Le détective Patrick Boffaà franceinfo
Car Sylvia s'est éprise de ce businessman polonais aux projets nébuleux en qui elle semble avoir totalement confiance. La jeune femme lui confie les yeux fermés la cagnotte du ménage, soit une coquette somme puisque sa mère lui alloue, comme à son frère, 500 000 euros de pension mensuelle. Ce qui permet à Wojciech Janowski d'offrir à sa compagne de somptueux cadeaux : yacht, appartement, etc.
Mandaté par Hélène Pastor, Patrick Boffa démonte rapidement le CV du concubin de Sylvia. "Il n'a jamais été diplômé de Cambridge, pas plus qu'il n'a été directeur d'hôtels et de casinos, comme il l'affirmait", déclare-t-il à franceinfo. "Tout était faux", martèle aussi le privé dans Nice-Matin, preuves à l'appui. Au début des années 1990, selon ses dires, l'enquêteur remet à Hélène Pastor cinq feuillets accablants sur son gendre. La mère les donne à la fille, et la fille à son compagnon... qui somme sa belle-mère d'arrêter de l'espionner. Ambiance.
"Le vendredi soir, elle paniquait avant de passser le week-end seule"
Mais le privé et sa cliente continuent à se voir dans des endroits discrets, "des palaces pour étrangers" où ils se sentent à l'abri des regards pour parler librement de Janowski. Au fil du temps, la septuagénaire apparaissait de plus en plus inquiète, selon le détective. "Elle m'appelait, dit Patrick Boffa, à n'importe quelle heure, le jour ou la nuit. Le vendredi soir, elle paniquait avant de passser le week-end seule, dans son appartement du Trocadéro [l'immeuble où elle résidait]. J'ai des longs messages de détresse d'elle, que j'ai enregistrés. Elle craignait que son gendre ne corrompe le personnel pour lui nuire, voire pire. Elle n'était pas tranquille".
La suite lui a-t-elle donné raison ? La justice devra déterminer les responsabilités de chacun, lors du procès qui doit se tenir jusqu'au 19 octobre. Toujours est-il que le coach sportif de Wojciech Janowski, Pascal Dauriac, a reconnu dès 2014 avoir organisé le meurtre et recruté les tueurs marseillais, et affirme l'avoir fait à la demande du gendre. Après être passé dans un premier temps aux aveux "alors qu'il n'avait ni avocat ni interprète", rappelle son défenseur Luc Febbraro, celui-ci a rapidement clamé son innocence. Ses dénégations n'ont pas convaincu la justice : Wojciech Janowski est depuis quatre ans derrière les barreaux. L'enquête a démontré que l'homme avait d'importants problèmes d'argent. Devant la cour d'assises, il devra s'expliquer aux côtés de neuf autres personnes poursuivies à ses côtés pour assassinats, complicité d'assassinats, et association de malfaiteurs.

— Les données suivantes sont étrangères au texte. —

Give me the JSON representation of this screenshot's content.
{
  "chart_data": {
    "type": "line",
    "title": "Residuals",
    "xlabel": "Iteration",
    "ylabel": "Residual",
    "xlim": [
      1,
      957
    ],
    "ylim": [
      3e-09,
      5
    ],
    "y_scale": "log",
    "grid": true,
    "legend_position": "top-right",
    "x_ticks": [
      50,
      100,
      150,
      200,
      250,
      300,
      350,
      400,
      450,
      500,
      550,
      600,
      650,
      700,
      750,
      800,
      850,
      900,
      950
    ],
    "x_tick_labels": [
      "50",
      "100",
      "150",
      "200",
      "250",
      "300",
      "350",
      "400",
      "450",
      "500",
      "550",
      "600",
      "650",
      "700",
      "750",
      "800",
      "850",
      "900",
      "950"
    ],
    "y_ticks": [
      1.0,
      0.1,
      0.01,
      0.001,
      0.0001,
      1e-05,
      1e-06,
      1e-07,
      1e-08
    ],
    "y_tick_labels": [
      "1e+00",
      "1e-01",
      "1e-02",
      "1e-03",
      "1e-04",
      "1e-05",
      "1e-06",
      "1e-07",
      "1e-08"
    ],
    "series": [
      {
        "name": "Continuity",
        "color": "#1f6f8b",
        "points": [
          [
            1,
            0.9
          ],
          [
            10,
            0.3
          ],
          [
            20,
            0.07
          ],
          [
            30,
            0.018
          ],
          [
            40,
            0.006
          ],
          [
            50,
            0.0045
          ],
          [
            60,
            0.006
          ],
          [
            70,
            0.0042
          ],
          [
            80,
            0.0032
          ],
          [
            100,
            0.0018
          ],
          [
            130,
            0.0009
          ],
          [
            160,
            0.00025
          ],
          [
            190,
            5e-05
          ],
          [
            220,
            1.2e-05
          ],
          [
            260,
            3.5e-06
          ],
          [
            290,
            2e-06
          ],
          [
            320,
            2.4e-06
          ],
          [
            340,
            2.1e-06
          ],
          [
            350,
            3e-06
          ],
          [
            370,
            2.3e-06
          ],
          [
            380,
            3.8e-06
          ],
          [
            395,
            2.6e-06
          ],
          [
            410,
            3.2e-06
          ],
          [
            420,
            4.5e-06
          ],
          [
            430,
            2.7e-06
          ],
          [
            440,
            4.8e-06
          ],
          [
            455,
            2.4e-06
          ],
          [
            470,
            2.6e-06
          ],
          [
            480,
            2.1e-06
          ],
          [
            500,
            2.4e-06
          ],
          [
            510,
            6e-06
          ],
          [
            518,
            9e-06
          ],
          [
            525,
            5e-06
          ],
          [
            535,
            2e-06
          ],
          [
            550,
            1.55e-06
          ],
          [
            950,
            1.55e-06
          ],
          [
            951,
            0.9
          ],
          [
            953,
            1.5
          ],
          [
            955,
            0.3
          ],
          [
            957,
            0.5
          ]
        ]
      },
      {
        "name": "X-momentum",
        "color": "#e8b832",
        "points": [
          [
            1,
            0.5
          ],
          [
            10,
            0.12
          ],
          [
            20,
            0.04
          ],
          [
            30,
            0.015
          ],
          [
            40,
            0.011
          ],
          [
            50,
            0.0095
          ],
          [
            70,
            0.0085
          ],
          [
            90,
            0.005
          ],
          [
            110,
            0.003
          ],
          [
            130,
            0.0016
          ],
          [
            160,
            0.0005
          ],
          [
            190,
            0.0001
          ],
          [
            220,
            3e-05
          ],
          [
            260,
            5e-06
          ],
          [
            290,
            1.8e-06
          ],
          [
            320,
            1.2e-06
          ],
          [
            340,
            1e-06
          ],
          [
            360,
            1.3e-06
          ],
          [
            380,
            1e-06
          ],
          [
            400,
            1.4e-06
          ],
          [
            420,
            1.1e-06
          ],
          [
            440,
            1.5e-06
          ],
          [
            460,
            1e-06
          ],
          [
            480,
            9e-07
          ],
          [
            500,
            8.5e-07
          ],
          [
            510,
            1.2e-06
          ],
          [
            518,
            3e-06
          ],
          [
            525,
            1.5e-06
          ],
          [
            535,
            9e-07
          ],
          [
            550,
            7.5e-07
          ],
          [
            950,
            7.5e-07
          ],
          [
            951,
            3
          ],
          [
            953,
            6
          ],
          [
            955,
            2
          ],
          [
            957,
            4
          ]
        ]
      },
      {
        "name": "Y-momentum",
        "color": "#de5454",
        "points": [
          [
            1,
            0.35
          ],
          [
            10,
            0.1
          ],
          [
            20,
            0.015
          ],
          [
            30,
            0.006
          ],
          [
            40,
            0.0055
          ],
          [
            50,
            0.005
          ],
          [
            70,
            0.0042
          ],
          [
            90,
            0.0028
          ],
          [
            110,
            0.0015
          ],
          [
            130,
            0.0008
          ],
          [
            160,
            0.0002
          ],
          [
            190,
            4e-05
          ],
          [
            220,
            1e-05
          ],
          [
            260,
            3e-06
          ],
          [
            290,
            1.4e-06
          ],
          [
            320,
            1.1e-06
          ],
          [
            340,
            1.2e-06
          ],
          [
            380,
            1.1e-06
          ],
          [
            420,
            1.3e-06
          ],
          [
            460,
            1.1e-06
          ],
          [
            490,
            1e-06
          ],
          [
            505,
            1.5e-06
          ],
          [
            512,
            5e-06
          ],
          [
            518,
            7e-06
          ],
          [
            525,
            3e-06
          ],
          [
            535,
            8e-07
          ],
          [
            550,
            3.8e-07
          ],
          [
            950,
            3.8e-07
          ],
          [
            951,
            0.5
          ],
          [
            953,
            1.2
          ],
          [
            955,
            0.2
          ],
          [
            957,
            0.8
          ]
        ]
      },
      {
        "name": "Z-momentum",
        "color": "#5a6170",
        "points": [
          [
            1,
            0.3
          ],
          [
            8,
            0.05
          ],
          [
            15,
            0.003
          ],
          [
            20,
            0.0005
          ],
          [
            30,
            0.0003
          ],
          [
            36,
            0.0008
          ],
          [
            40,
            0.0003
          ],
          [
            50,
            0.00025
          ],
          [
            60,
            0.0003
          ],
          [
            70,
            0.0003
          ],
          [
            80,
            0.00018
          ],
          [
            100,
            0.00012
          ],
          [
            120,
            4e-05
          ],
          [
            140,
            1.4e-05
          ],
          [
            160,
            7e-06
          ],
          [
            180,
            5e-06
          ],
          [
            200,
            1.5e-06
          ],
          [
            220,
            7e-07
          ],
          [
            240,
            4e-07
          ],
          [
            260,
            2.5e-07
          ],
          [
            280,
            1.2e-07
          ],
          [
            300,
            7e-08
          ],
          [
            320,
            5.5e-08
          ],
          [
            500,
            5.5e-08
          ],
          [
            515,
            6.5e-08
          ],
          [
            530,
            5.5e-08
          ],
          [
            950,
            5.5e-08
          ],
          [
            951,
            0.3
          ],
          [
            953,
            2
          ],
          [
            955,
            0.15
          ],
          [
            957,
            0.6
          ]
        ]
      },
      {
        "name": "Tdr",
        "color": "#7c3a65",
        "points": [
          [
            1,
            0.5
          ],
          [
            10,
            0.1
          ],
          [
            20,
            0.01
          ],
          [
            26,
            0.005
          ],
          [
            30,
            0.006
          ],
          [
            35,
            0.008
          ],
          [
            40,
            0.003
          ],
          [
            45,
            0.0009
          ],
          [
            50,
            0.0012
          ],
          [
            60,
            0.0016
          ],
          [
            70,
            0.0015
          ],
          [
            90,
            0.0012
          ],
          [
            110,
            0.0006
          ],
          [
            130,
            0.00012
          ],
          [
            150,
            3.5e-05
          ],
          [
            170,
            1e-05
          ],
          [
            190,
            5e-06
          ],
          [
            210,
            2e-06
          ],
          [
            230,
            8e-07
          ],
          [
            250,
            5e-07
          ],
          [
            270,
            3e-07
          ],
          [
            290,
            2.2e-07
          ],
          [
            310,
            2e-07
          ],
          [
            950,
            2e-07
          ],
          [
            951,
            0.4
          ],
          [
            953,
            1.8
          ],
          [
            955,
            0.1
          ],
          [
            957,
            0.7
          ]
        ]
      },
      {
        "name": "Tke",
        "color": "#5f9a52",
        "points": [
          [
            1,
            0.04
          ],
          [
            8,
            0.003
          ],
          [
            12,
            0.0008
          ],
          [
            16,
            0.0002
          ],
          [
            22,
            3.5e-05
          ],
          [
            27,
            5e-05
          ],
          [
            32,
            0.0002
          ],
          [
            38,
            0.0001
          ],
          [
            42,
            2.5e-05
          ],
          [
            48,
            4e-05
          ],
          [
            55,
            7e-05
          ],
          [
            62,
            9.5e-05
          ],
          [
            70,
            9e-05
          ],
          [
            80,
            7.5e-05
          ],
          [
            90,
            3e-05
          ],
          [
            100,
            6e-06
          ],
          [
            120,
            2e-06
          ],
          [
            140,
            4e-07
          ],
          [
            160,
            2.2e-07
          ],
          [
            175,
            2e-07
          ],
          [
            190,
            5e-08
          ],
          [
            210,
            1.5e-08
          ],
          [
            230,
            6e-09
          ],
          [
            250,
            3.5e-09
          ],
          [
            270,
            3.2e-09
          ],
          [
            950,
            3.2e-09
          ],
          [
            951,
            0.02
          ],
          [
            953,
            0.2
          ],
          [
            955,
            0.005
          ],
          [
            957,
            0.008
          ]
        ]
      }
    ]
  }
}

Ce roman familial navre ceux qui avaient rêvé meilleur polar, sur cette Côte d'Azur où se côtoient mafias et malfrats de tous acabits, attirés par l'argent et le soleil. A l'arrivée, déplore Laurent Chabrun, "c'est une affaire d'une consternante banalité". Le cancer du sein qui a frappé Sylvia Pastor au début des années 2010 a peut-être servi de "catalyseur", avance Hélène Constanty. Son compagnon – non marié – s'est sans doute dit que la poule aux œufs d'or risquait de disparaître".